China on Tuesday launched a major effort to ramp up coal production and stabilize coal prices ahead of an anticipated surge in electric power demand this winter.
China’s National Development and Reform Commission (NDRC) reportedly ordered mine operators to “produce as much coal as possible.”
CNN noted on Wednesday that China made an effort to scale back coal production this year to placate climate change activists, but those desultory efforts simply evaporated in the face of rolling blackouts that interfered with the Chinese Communist Party’s (CCP) industrial goals.
China’s power grid remains heavily dependent on coal and its international Belt and Road infrastructure program has littered the Third World with more coal-burning plants. China added over three times as much coal-fired generator capacity in 2020 as the rest of the world combined.
The Communist Party tried increasing the price of electricity and encouraging its subjects to reduce their power consumption, but in September the pretense of restraining coal production was quietly abandoned and coal inventories began growing again. Now the NDRC is telling mine operators to increase production by all means necessary, and outlawing shutting down any Chinese coal mine.
The NDRC met with China’s leading coal companies on Tuesday and told them to expect more regulatory controls on coal, including price caps and limits on coal profits. It also threatened a crackdown on price-fixing activities, collusion, and hoarding.
“The current price increase has completely deviated from the fundamentals of supply and demand, and the heating season is approaching, and the price is still showing a further irrational upward trend,” the NDRC said.
China’s voracious appetite for coal is impacting foreign markets, such as Indonesia, where coal prices have nearly quadrupled this year due to Chinese demand. Indonesian analysts say their market would only stabilize if China stopped buying coal entirely for two or three weeks.
That seems unlikely since Indonesia is now China’s biggest overseas coal supplier and last months’ shipments hit a record of 21 million tonnes. Indonesia’s coal is lower-grade and worse for the environment to boot.
China turned to Indonesia after coal from Australia was banned last year during Beijing’s ugly coronavirus feud with Canberra. China planned to make up for the shortfall by extracting more coal from Mongolia, but the Wuhan coronavirus pandemic hammered the Mongolian coal industry, leaving frustrated delivery drivers stranded in refugee camps without pay.
One enterprising Australian supplier, Coronado Global Resources Inc, got around the ban by selling coal from its mines in the United States to China. The Chinese are hungry enough for coal to play along.
Chinese officials on Wednesday sought to head off the expected backlash from climate activists against increased coal production by announcing plans for expanded forest, wetlands, and endangered species protection.
Chinese state media labored to spin the crisis by pointing out that other nations are experiencing coal-related power crunches as well, while Europe’s vaunted commitment to “clean energy” is not living up to expectations.
China’s state-run Global Times was not subtle on Wednesday in telling Western environmentalists to back off unless they want the global supply chain crisis to get even worse:
Reports say that Europe’s investment in fossil fuels has dropped significantly.
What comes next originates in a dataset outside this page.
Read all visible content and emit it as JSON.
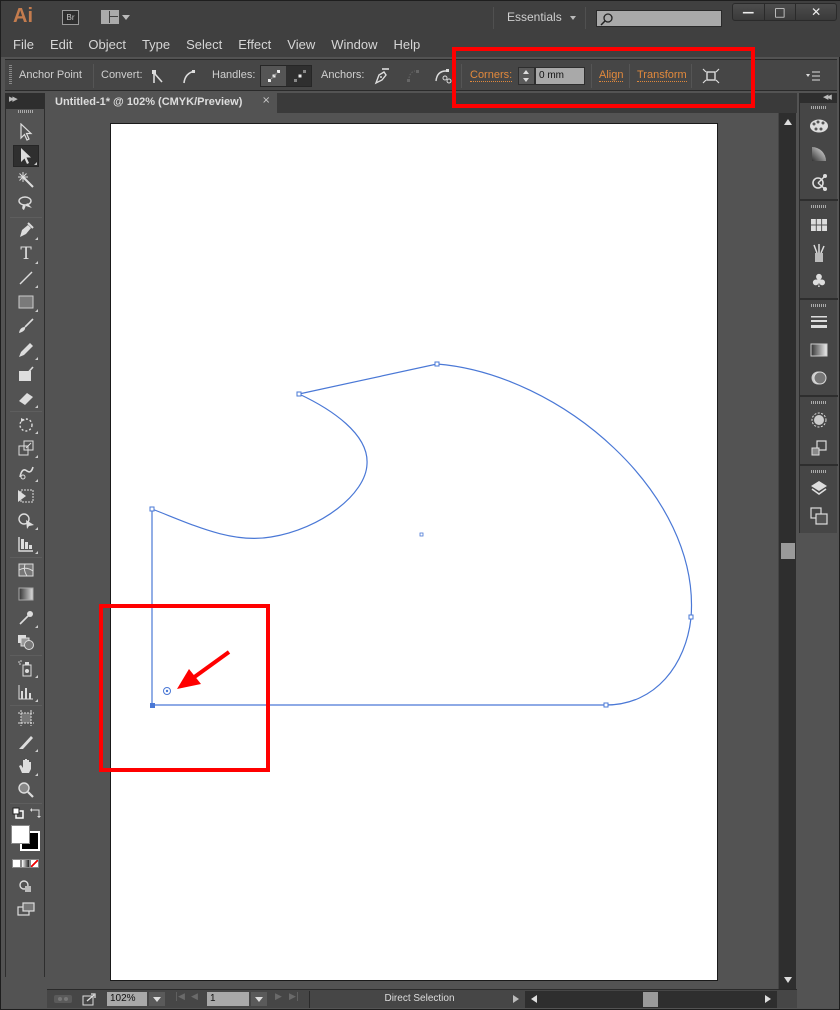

However, clean energy has failed to effectively fill the gap caused by the reduction in fossil fuel supply. Moreover, the epidemic has led to chaos in the supply chain, while seriously clogged transportation has triggered a chain reaction. These all made gas prices raise two to six times, and electricity prices two or three times. Next, shortages and increases will spread to grain, meat and various consumer goods, causing an inflationary pressure.
The livelihood of most countries in the Northern Hemisphere will see the impact. More and more shelves at US malls will become empty, and US heating bills are expected to jump 54 percent this winter. As for European countries, they have an even lesser response capacity due to their smaller size.
What is happening in the world tells us that modernization is advanced, delicate but fragile. The destructive power of the COVID-19 pandemic is pervasive and will be far more destructive than the public health crisis itself. It will be a long time before the world returns to normal. Countries are likely to deal with a succession of crises that will repeatedly test their resilience.
Another Global Times piece on Wednesday hinted that China’s coal shortage might be partly a result of corruption, which the Communist Party will do its usual diligent best to stamp out.
“Chinese Premier Li Keqiang reiterated on Wednesday the country’s commitment to ensuring people’s heating, and continuing the efforts to crack down on coal marketing speculation, a clear and firm voice from the central government to put people’s livelihood at the forefront after a series of measures that have been taken over the past weeks to ensure the coal supply,” the Global Times reported breathlessly.
Li made it clear at the same meeting that “all-out” efforts were in progress to produce enough coal to meet China’s needs, even as winter rapidly descends upon the northern part of the country.